Interview de Michela Marzano
Michela Marzano est philosophe et chercheuse au CNRS. Elle est auteure de plusieurs ouvrages, notamment de : Penser le corps (PUF, 2002) ; La Pornographie ou l’épuisement du désir (Buchet/Chastel, 2003) ; Alice au pays du porno (Ramsay, 2005) ; Films X : y jouer ou y être. Un entretien avec Ovidie, (Autrement, 2005) ; La fidélité ou l’amour à vif, (Buchet/Chastel, 2005).
par Sporenda.
Q - 99 % des garçons de votre échantillon ont vu des films pornos. Beaucoup les regardent avec des copains, certains ont des réticences mais on a l’impression qu’ils n’osent pas le dire car ne pas apprécier le porno, c’est risquer de passer pour une mauviette, manquer de virilité. Êtes-vous d’accord avec cette observation ? Les raisons de la minorité de garçons qui n’aiment pas le porno sont-elles différentes de celles des filles ?

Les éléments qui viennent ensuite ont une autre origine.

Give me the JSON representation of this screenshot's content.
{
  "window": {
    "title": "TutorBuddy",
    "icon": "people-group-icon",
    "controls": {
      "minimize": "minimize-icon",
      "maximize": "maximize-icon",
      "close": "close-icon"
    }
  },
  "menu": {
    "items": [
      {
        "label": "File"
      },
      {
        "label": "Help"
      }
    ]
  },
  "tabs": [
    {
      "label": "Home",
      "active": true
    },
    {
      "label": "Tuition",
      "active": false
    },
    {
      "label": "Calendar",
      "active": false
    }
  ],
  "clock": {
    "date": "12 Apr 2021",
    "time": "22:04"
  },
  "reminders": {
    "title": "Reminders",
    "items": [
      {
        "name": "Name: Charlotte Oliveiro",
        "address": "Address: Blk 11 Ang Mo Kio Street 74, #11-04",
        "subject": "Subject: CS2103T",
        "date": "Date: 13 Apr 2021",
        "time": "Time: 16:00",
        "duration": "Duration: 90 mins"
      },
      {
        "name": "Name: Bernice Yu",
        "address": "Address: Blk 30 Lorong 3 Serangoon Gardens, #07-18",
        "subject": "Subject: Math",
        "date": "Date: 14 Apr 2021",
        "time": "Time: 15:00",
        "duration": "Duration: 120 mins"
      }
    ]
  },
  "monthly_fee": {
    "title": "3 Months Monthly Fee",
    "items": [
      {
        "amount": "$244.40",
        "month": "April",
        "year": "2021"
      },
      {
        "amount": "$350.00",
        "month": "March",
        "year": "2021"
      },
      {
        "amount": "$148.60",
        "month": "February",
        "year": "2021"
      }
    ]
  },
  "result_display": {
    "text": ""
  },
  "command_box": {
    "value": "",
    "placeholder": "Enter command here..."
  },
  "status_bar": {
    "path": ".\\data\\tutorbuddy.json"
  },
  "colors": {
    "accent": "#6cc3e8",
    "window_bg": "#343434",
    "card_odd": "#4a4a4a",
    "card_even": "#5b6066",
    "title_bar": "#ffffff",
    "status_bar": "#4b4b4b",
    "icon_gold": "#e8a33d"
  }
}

R - Sans doute, lorsqu’un garçon se trouve avec ses copains, il peut avoir des réticences à manifester ce qu’il pense réellement à propos du porno. En même temps, il a aussi des réticences à parler de ce qui l’attire vers le porno, lorsqu’il rencontre un adulte. Beaucoup de garçons que j’ai rencontrés, par exemple, avaient une certaine difficulté à admettre d’aimer la pornographie devant moi, une femme et une chercheuse. Ce n’est que, peu à peu, au cours de l’entretien, qu’ils ont commencé à avoir confiance et à se laisser aller. Surtout lorsqu’ils ont compris que le but de la recherche n’était pas de les « juger » ou de « sanctionner » leurs choix. Cela dit, il est sans doute vrai que le fait d’« apprécier » le porno est considéré par beaucoup de garçons comme l’une des caractéristiques de la virilité. Ils ont souvent tendance à croire qu’afin d’être un « vrai » homme il faut pouvoir vivre une sexualité comme celle représentée par les images pornographiques. Ne serait-ce que parce que l’image que le porno donne de l’homme est, pour eux, une image « rassurante » et « valorisante » : l’homme est représenté comme quelqu’un de puissant ; comme quelqu’un qui est toujours prêt à accomplir son « devoir » d’homme ; comme quelqu’un qui jouit tout le temps et qui fait jouir, tout en humiliant la femme. En ce qui concerne les raisons de la minorité de garçons qui n’aiment pas le porno, parfois elles sont les mêmes pour lesquelles certaines filles ne l’aiment pas, parfois elles sont différentes. Certains garçons disent ne pas aimer l’image que le porno donne de la femme et de l’homme, car il y aurait dans les images pornographiques la mise en scènes d’une certaine bestialité, d’un manque de respect pour l’autre. D’autres sont beaucoup plus sensibles au fait que le porno ne prend pas en compte la « réalité » de l’acte sexuel, et notamment le fait que la sexualité n’est pas uniquement une suite de gestes codifiés, mais bien plutôt une rencontre, un échange, le fruit d’une entente qui va bien au-delà de l’acte sexuel en tant que tel. De plus, ils sont extrêmement gênés par la performance et la vitesse. Ils reconnaissent, par exemple, que lorsqu’on fait l’amour, les gestes ne sont pas « construits » ou « décidés » à l’avance ; qu’il y a une lenteur qui rend la sexualité réelle beaucoup plus épanouissante.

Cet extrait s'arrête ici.